Real-time object detection for online gaming tournaments

Computer visionObject detectionSynthetic data generationNew businessProcess efficiency

Modulai joined forces with Abios Gaming to build an object detection and OCR solution for extracting real-time information from gaming tournament video streams. The system tracks weapons, tools, and player interactions to provide a structured event stream, enabling Abios to generalize their solution to new game titles faster and more reliably.


  • Challenge

    Abios Gaming provides an API for live information on games, teams, and players in esports tournaments. To strengthen their offer, Modulai joined their tech team to build an object detection and OCR solution for extracting information on the fly from real-time video streams of gaming tournaments.

  • Solution

    The system detects and tracks timestamped events corresponding to the objects players possess or use, providing a structured stream of events that captures essential information about the tournament's evolution.
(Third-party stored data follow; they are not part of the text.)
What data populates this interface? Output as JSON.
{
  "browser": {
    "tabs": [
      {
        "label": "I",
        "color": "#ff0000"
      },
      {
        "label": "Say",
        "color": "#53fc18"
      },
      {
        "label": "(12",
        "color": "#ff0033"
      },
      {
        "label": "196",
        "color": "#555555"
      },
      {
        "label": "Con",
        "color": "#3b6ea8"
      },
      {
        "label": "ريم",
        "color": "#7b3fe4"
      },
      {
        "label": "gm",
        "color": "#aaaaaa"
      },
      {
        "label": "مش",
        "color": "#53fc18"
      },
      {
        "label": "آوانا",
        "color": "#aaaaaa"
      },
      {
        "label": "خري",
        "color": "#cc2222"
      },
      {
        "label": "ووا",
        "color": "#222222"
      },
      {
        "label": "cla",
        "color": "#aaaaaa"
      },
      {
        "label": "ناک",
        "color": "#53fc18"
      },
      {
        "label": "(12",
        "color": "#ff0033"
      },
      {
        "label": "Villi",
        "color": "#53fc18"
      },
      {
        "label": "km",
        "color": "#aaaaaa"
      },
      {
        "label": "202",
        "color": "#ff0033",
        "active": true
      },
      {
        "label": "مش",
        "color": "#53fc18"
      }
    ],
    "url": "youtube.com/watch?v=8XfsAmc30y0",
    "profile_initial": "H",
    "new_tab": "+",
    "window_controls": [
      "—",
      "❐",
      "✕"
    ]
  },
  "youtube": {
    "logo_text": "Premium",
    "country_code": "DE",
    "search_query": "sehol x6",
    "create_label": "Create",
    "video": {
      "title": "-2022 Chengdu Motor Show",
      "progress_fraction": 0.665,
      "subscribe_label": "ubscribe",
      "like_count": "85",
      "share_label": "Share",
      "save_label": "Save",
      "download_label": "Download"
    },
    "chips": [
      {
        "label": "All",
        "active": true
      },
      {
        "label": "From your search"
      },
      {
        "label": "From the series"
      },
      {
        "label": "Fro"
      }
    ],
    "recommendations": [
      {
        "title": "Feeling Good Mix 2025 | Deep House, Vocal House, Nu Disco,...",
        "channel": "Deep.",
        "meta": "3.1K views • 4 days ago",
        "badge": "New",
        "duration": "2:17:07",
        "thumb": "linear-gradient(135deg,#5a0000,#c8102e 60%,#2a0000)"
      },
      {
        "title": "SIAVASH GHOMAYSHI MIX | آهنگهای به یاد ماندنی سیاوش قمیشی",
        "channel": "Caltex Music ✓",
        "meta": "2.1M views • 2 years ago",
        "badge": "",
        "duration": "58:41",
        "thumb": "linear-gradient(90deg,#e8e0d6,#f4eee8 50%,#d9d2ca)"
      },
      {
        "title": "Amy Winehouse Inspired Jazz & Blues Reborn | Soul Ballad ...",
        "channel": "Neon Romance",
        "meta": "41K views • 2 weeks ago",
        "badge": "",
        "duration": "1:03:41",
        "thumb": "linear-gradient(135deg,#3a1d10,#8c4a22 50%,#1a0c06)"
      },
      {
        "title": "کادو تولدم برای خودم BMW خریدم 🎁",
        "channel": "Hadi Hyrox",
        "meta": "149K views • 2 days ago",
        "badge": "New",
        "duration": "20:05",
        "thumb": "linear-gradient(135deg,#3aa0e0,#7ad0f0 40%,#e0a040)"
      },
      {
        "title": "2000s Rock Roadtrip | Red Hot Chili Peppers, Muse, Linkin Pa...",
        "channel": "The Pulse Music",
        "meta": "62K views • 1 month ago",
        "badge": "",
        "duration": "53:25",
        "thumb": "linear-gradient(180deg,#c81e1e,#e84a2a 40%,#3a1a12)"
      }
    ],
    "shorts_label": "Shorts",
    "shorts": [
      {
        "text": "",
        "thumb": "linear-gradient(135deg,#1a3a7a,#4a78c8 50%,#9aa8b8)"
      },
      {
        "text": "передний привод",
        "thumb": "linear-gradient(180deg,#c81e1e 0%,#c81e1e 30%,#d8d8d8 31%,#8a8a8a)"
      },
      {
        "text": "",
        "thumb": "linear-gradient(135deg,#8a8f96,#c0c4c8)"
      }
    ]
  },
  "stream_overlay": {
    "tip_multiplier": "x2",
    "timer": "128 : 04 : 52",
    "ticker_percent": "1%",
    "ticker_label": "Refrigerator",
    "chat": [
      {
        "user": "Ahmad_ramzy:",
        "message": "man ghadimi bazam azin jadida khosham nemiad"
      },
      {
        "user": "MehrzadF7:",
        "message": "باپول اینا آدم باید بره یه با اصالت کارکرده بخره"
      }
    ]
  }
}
In the absence of large annotated image datasets, the core of the project was to create a robust pipeline for generating synthetic datasets with images and annotations, and to train a neural network for improved detection, localization, and semantic segmentation.

  • Tools

    A pipeline for synthetic data generation was developed to solve the object detection task. Several object detection implementations in PyTorch and TensorFlow were tested and tuned. The final solution was based on a Mask R-CNN that substantially improved the existing classical computer vision approach, enabling the client to generalize to new game titles more simply and quickly.

  • Value created

    Modulai built and handed over the detection pipeline for Abios to run and extend themselves. Built on a Mask R-CNN trained on synthetically generated data, it substantially outperformed the classical computer vision approach Abios had used before, and because the synthetic data pipeline removed the need for large hand-annotated datasets, Abios could bring the system to new game titles far faster than before. The approach went on to support computer vision data across multiple esports titles in Abios' live API.